Bien sûr, cet exemple peut aujourd’hui paraître daté. L’homme, désormais âgé d’une quarantaine d’années, ne fait pas partie de la vague de jihadistes partis grossir les rangs de l’Etat islamique dans la zone irako-syrienne. Celui que les surveillants pénitentiaires surnommaient parfois «Oussama ben Laden» appartient à la génération précédente, davantage attirée par le Pakistan et l’Afghanistan. Et c’est à la fin des années 2000 qu’il commence à «décrocher», bien avant la montée en puissance de Daech. Mais pour Claire Robiche, «la façon d’embrigader les gens, elle, n’a pas tellement changé». Et les points communs avec les nombreux récits de radicalisation collectés ces dernières années sont, en effet, édifiants. La description de l’univers carcéral est tout aussi intéressante, même si l’administration a tenté, ces dernières années, de modifier sa gestion du phénomène, entre unités dédiées et autres stages de citoyenneté.
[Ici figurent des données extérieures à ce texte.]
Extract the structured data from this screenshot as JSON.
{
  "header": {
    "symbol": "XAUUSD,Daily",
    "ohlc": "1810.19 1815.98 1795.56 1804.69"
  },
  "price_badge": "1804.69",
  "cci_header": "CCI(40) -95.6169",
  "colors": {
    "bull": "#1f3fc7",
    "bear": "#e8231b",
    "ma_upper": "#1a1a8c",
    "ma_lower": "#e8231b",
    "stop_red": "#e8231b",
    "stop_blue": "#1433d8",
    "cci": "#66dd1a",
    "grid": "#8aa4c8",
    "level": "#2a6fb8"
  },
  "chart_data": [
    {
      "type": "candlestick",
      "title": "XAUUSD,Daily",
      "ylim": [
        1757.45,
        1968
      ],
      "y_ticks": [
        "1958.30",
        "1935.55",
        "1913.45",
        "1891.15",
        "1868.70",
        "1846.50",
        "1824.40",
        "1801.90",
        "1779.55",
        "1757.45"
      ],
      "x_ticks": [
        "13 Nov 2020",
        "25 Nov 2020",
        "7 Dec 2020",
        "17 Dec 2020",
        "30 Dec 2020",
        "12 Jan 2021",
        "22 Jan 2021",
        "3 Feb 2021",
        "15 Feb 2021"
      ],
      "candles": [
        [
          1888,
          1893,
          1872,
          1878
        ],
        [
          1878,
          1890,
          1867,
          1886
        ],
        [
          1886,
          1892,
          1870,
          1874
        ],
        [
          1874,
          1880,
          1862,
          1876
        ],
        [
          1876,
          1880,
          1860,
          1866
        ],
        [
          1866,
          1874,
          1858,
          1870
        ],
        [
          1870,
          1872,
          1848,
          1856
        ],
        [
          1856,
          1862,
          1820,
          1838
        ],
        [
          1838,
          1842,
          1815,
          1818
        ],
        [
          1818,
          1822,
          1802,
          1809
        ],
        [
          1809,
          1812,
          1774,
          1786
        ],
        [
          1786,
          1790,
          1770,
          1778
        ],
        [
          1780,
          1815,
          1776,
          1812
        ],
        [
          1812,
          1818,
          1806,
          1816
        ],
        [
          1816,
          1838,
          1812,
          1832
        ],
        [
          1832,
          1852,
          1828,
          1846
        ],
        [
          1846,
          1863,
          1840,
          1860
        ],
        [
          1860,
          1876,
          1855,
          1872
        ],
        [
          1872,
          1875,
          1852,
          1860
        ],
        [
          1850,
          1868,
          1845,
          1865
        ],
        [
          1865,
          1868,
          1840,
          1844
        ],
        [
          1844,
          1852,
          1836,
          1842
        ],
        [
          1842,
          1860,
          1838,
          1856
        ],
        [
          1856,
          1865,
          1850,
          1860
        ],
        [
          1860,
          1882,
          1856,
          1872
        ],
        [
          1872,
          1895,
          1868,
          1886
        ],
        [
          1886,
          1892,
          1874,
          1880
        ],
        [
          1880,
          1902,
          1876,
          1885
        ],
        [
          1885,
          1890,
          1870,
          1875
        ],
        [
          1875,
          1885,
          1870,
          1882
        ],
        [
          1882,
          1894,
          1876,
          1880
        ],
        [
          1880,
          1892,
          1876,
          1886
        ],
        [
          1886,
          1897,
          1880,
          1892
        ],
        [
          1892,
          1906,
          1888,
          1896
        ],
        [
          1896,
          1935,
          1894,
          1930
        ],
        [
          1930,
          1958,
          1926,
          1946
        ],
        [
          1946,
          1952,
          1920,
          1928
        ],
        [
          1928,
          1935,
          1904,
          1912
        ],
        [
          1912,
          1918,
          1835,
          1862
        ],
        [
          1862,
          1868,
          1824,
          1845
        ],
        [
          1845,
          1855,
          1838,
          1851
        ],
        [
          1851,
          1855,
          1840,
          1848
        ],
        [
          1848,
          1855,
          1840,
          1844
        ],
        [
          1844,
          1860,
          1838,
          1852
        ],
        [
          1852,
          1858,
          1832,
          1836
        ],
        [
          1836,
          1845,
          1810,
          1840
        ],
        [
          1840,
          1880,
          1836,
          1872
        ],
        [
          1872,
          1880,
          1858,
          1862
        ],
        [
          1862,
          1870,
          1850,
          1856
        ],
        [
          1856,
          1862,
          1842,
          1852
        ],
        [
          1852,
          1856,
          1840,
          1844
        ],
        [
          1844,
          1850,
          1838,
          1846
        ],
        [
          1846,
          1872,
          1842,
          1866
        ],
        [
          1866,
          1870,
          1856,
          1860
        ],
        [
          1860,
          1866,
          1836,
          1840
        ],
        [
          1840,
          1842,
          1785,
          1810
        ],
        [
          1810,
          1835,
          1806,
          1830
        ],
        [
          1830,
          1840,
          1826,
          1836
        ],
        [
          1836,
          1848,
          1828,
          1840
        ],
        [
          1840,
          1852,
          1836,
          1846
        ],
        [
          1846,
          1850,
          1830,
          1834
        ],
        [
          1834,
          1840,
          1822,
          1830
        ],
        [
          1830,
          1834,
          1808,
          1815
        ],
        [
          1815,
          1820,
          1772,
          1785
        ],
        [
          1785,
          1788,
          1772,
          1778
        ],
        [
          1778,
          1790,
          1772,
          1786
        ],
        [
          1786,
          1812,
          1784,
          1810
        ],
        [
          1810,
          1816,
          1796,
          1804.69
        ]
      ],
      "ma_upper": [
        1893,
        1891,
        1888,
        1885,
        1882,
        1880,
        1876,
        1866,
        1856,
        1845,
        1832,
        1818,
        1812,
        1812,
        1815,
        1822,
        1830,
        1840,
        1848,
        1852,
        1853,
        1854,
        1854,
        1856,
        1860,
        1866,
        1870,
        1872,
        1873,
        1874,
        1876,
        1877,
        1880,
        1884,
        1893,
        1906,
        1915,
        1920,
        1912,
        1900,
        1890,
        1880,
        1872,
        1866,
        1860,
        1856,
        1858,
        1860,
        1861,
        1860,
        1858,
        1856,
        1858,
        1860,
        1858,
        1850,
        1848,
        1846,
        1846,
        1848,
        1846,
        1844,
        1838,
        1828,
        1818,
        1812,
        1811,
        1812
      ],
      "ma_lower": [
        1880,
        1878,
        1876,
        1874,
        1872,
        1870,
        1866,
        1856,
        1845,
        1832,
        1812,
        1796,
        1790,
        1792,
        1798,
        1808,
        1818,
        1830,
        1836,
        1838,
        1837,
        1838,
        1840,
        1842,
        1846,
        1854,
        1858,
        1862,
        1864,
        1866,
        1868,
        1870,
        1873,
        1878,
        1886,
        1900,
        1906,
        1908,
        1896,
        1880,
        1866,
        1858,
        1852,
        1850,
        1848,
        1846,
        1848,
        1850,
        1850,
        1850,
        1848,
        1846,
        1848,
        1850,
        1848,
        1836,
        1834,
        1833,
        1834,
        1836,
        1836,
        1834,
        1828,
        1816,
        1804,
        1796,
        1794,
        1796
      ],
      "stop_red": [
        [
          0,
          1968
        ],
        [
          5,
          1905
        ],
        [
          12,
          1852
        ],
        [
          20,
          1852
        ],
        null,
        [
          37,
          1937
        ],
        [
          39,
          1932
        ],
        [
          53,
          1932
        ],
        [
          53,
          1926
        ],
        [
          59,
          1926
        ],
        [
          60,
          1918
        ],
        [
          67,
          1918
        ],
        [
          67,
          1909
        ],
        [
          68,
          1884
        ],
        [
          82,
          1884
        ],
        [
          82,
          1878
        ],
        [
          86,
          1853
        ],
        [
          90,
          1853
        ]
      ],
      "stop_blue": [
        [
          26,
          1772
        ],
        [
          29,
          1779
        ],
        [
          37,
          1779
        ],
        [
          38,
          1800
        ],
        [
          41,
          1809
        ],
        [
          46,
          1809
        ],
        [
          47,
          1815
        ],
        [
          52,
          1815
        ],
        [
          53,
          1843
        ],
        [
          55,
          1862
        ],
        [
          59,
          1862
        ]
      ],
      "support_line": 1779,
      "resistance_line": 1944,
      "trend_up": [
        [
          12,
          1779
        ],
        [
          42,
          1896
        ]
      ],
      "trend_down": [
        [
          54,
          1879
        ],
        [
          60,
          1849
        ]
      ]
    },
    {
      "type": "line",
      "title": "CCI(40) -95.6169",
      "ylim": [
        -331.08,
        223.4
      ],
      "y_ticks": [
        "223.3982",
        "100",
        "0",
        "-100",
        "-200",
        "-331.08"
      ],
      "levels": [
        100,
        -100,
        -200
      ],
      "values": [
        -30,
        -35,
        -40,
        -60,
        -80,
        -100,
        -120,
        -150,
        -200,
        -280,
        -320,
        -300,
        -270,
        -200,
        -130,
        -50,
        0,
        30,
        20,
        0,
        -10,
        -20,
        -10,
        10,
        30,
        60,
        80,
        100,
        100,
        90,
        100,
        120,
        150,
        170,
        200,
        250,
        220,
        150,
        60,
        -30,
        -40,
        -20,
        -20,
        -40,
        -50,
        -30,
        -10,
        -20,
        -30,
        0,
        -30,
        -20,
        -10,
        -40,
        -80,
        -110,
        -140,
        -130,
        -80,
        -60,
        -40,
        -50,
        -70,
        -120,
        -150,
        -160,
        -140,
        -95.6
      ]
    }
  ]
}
«Tu t’attaques à la structure familiale pour qu’il se sente incompris»
Quand Mohamed entre en prison, il a 18 ans et compte déjà quelques passages dans des établissements pénitentiaires pour mineurs. Le choc est rude. «Il y avait beaucoup de haine, de violence, je me trouvais plongé dans un monde d’adultes», raconte-t-il. A la recherche de repères, il fait la rencontre dans les cours de promenade de «frères» musulmans. «Il avait été initié à l’islam par son grand-père, précise la documentariste. C’était un bagage assez classique, qui s’est exacerbé en prison.» Mohamed sympathise avec un «frère» qui l’impressionne, avec son kamis, sa barbe, le khôl aux yeux.